Um outro exemplo interessante, data do início do séc. XX e foi conhecido através das observações do médico Julian Wagner-Jauregg quando verificou que a sífilis era raramente vista nos locais onde a malária era comum. Nessa altura a sífilis matava 99% das pessoas infectadas! Wagner-Jauregg infectou propositadamente algumas pessoas com malária, produzindo febre alta e verificou que 30% dos doentes sobreviveram, o que representou um ganho extraordinário numa doença que matava 99% dos infectados. Parece que a febre proveniente da malária aparentemente curou a sífilis.

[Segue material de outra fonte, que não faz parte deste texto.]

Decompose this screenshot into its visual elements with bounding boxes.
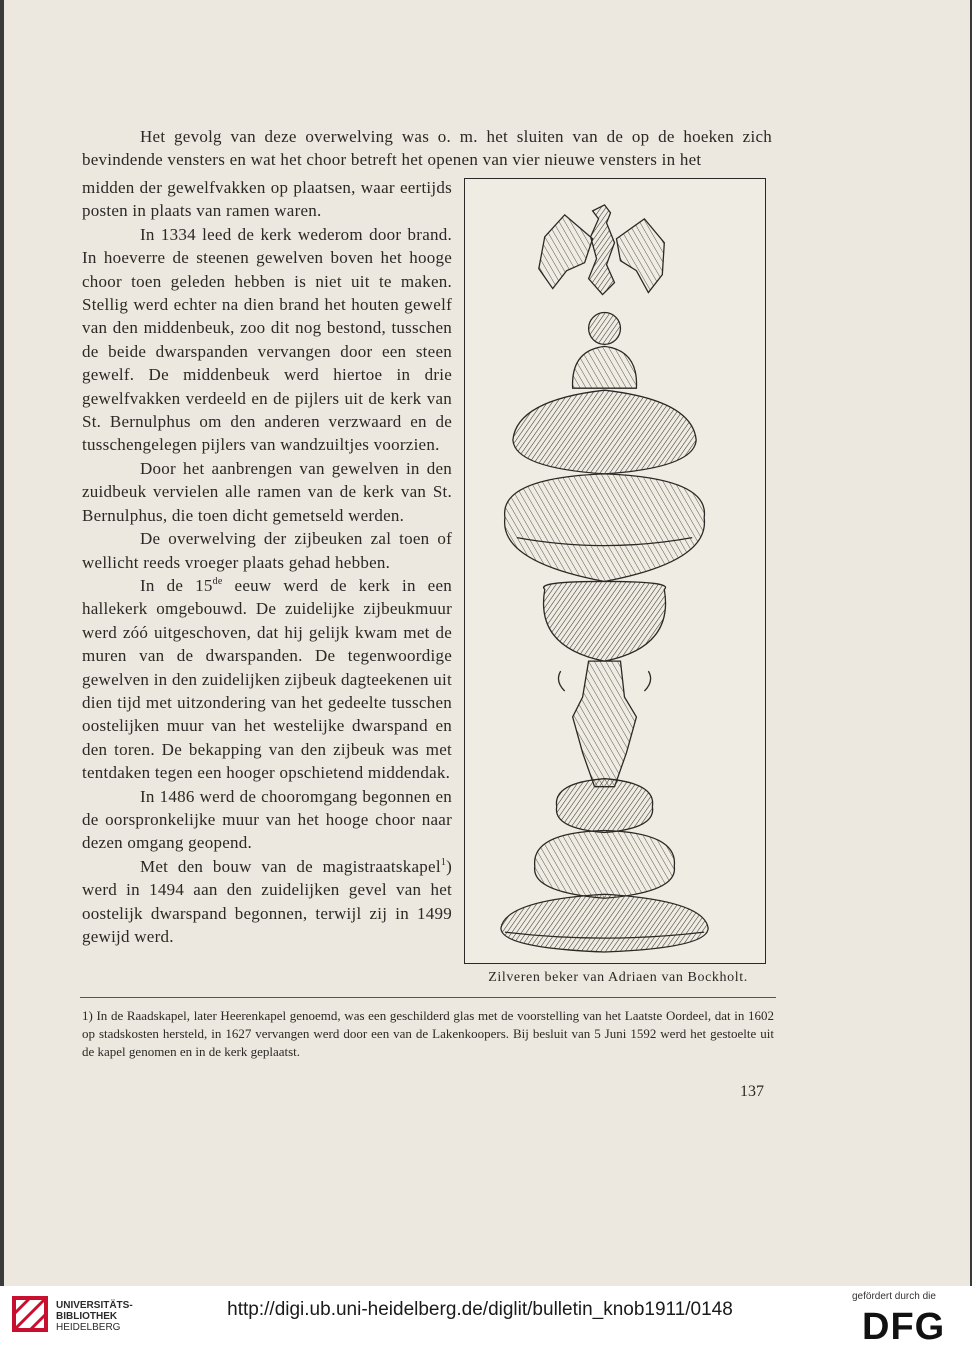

Mais recentemente um estudo verificou que as crianças infectadas com varicela e tratadas com acetominofen levaram um dia a mais para se curarem do que as não foram tratadas. Num outro estudo infectaram-se propositadamente pessoas com um tipo de vírus da gripe ministrando posteriormente a metade delas um antipirético e à outra metade um placebo; as pessoas que receberam o antipirético apresentaram um maior congestionamento nasal, uma pior resposta em anticorpos e um período ligeiramente maior de doença.

Ao mesmo tempo que a febre aumenta, diminui a quantidade de ferro no organismo e esta também parece ser uma resposta evolutiva à presença de microorganismos que causam infecções. As bactérias alimentam-se de ferro, proliferando. Quando uma pessoa fica infectada o corpo produz uma substância química mediadora que reduz a quantidade de ferro no sangue. Ao mesmo tempo as pessoas reduzem espontaneamente a ingestão de alimentos ricos em ferro e o corpo reduz a absorção de ferro no intestino. Os humanos aparentemente desenvolveram mecanismos para porem as bactérias a passar fome e assim combaterem a doença rapidamente.
Quando estamos a ingerir suplementos de ferro (e por vezes até nem temos necessidade disso) estamos a interferir
com o processo natural de combater as infecções. Para combater a falta de ferro estamos a aumentar a taxa de infecções.

Será que os médicos sabem disto?

Em suma, os humanos, ao longo da evolução, entraram numa corrida armada com os micróbios, desenvolvendo mecanismos para os combater; os micróbios, por sua vez, também desenvolveram soluções contra as nossas armas e nós desenvolvemos respostas a essas soluções e assim entramos numa corrida armada que dura até aos nossos dias e que persistirirá enquanto houver homens.

A propósito: o meu neto tomou um antipirético. Como o médico mandou!


Consultas:
Kluger, M. J. (1991). The adaptative value of fever. In P.A. MacKowiac (Ed.), Fever: Basic measurement and management (105-124), New York:Raven Press.
Nesse, R. M., & Williams, G. C. (1994). Why we get sick. New York Times Book Random House.
Doran, T.F. et al. (1989). Journal of Pediatrics, 114, 1045-1048.
Graham, N. M., et al. (1990). Journal of Infectious Diseases, 162, 1277-1282.